We have also received these calls from estate lawyers, who have had these families come in seeking guidance. They have often started the wind up process but want to ensure the shortfall is dealt with in accordance with legislative priorities.
Different families, but similarities in their situation: unaware of debt the deceased was carrying prior to their passing; estate assets insufficient to cover the debt; questions about who is responsible to pay these debts; questions about the Executor’s and family members’ responsibility and personal liabilities concerning death and debt. These executors are looking to find out what debts are forgiven at death and if not, how can they pay off the unpaid debt?”
There are very few professionals out there to assist. A lawyer may be able to assist to some extent, but are there funds to cover the legal expenses? The Executor could try to muddle through as best they can, but can open themselves up to personal liability if they get things wrong. After all, the Will doesn’t generally anticipate this scenario and there really is no “Executor Guidebook” for this situation.
The Bankruptcy & Insolvency Act anticipates these scenarios and has provided provisions for Licensed Insolvency Trustees to help out in these situations.
There is Help
It is not uncommon to seek the advice of a Licensed Insolvency Trustee (LIT) when someone you know has died, leaving more debts than assets. Just like assisting living individuals with their debt burden, LITs are trained to deal with estates struggling the same way.

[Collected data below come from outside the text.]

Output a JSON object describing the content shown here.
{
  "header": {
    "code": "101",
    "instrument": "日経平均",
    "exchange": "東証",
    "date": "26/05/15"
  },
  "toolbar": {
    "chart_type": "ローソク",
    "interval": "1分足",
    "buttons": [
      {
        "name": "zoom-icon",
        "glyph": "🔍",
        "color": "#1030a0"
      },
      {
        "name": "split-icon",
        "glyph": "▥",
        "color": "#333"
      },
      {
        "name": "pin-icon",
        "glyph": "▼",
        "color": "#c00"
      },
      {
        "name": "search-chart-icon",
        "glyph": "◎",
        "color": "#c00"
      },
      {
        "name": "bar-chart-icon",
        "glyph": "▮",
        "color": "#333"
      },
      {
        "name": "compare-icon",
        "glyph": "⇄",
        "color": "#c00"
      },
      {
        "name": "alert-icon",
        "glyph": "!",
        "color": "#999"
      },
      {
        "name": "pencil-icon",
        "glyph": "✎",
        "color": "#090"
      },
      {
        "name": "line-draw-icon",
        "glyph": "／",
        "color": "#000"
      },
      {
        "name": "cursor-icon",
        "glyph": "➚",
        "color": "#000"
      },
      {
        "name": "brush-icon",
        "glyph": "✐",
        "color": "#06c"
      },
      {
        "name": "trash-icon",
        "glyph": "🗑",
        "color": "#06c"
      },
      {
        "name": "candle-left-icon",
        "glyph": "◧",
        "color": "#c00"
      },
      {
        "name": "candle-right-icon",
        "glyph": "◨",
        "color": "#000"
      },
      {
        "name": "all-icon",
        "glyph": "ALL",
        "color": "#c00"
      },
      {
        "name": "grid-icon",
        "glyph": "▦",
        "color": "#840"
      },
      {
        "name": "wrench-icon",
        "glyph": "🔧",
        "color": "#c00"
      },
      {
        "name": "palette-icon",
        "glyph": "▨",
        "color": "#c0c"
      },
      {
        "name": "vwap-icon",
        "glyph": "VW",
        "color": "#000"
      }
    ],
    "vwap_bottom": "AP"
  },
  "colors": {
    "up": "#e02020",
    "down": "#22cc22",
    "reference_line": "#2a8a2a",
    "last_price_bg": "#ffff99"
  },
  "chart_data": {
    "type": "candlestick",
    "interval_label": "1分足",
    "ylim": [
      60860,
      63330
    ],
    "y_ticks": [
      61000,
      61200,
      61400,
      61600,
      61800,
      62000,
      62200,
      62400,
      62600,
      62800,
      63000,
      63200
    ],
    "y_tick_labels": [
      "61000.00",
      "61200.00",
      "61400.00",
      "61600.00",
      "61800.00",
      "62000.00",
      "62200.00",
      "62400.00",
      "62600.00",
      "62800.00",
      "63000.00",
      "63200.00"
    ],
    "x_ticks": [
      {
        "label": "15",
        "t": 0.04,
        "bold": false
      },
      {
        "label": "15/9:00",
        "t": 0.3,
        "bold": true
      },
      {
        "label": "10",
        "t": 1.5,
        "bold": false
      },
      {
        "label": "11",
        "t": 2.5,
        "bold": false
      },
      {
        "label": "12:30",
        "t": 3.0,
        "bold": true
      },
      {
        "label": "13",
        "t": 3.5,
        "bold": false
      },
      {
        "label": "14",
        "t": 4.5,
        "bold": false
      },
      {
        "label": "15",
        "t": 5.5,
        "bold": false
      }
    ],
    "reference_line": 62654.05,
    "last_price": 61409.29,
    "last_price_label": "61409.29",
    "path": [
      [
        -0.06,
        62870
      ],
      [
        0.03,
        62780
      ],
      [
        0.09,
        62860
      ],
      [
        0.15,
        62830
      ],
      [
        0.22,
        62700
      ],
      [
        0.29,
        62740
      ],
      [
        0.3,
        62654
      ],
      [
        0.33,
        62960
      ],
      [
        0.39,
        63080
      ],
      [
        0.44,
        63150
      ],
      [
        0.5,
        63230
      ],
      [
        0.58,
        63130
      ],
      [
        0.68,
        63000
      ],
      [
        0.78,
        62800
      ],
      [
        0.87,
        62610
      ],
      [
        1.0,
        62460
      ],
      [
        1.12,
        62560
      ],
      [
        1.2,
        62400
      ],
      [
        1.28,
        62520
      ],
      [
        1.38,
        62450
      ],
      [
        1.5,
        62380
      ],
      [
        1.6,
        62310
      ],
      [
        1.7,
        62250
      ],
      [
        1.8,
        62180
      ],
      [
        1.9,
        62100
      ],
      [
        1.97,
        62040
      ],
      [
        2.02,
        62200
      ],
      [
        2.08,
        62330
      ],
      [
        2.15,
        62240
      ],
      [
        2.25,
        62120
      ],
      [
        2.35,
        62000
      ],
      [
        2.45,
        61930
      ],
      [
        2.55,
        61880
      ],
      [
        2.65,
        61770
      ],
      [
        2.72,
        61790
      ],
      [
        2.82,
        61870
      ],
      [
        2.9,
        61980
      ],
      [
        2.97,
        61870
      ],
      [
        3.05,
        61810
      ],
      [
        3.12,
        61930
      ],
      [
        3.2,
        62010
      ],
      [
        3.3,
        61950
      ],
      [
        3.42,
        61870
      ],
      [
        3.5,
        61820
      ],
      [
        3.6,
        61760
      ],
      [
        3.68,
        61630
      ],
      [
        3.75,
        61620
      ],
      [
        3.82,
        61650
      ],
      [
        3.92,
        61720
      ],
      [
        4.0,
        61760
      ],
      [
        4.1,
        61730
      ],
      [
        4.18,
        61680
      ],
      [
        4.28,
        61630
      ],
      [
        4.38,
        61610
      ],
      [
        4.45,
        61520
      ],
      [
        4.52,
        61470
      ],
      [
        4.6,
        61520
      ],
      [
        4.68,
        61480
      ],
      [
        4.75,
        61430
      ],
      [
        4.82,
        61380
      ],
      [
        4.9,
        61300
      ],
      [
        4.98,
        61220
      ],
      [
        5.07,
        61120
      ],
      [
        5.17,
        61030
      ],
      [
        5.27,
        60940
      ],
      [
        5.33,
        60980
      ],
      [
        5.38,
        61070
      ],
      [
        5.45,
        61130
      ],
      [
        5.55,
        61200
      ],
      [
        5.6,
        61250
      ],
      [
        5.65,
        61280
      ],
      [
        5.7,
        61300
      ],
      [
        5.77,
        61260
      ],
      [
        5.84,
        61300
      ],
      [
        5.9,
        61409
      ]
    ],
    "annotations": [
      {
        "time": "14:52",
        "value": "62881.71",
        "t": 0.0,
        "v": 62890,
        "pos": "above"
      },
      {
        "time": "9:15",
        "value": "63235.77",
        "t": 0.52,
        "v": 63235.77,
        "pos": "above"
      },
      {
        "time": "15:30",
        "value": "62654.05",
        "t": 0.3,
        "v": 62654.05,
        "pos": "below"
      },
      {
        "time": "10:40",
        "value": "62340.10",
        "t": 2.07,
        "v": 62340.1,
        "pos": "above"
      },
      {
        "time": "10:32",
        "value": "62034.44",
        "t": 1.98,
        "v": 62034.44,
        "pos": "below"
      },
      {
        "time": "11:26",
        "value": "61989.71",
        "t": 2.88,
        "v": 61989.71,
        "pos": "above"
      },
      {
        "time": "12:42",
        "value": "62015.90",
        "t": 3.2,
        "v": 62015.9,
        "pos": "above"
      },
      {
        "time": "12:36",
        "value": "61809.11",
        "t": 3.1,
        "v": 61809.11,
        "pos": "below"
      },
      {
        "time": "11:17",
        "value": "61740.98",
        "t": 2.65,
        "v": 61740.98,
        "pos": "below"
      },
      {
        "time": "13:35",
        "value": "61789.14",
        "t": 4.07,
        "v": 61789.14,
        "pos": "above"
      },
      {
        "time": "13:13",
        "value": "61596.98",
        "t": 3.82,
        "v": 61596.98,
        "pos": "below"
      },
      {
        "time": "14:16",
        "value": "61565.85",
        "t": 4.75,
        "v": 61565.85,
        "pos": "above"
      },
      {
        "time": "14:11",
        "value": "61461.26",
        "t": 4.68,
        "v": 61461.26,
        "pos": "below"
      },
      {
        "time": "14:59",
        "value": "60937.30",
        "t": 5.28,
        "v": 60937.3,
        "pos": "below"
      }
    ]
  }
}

A LIT can assist with developing a Statement of Affairs of the debtor. A list of what assets remain and debts that have accumulated. They can then make an application to court to get approval to put the estate into Bankruptcy.
The Trustee will then assist the Executor in assigning the estate into Bankruptcy so that the Trustee can take over from there.
The Trustee will notify the creditors of the death and the Bankruptcy. They will then liquidate the assets available for the creditors in accordance with legislative protocol. The Trustee can file all returns to be filed upon their death. Finally, the Trustee will ensure that funds from the assets are distributed in accordance with the legislated priorities.
There are Benefits
The benefit of assigning this to a LIT to deal with is that it not only removes a stressful burden off the Executor’s hands, it also ensures there is legislative compliance so that the Executor will not be accused later of mishandling the estate. The last thing the Executor needs is to be personally sued for not ensuring the assets were disposed of in accordance with legislative requirements. A LIT knows what happens to your debt when you die and can help the executor understand their rights and responsibilities in the situation.
The Trustee deals with the questions from creditors, governing authorities and beneficiaries. They can also answer all the questions the Executor has throughout the process.
The Trustee takes what appears to be a devastating situation and turns it into a manageable solution, by carrying the load.
There is Hope
Mary called LCTaylor and we listened to all she was going through. We empathised with the devastating year she was having and we offered her hope. We took over the administration of the deceased estate. We dealt with CRA and all other creditors her spouse had left behind. Surrendering to us a situation that was overwhelming for her, relieved her stress. Solving these problems is what we are trained to do.
Mary was able to move on with her grieving, and retain the life insurance policy she had been left. She could focus on her children and grandchildren, rather than spending her remaining years muddling through a mess. She was able to leave the tedious stuff to us. We were there for her.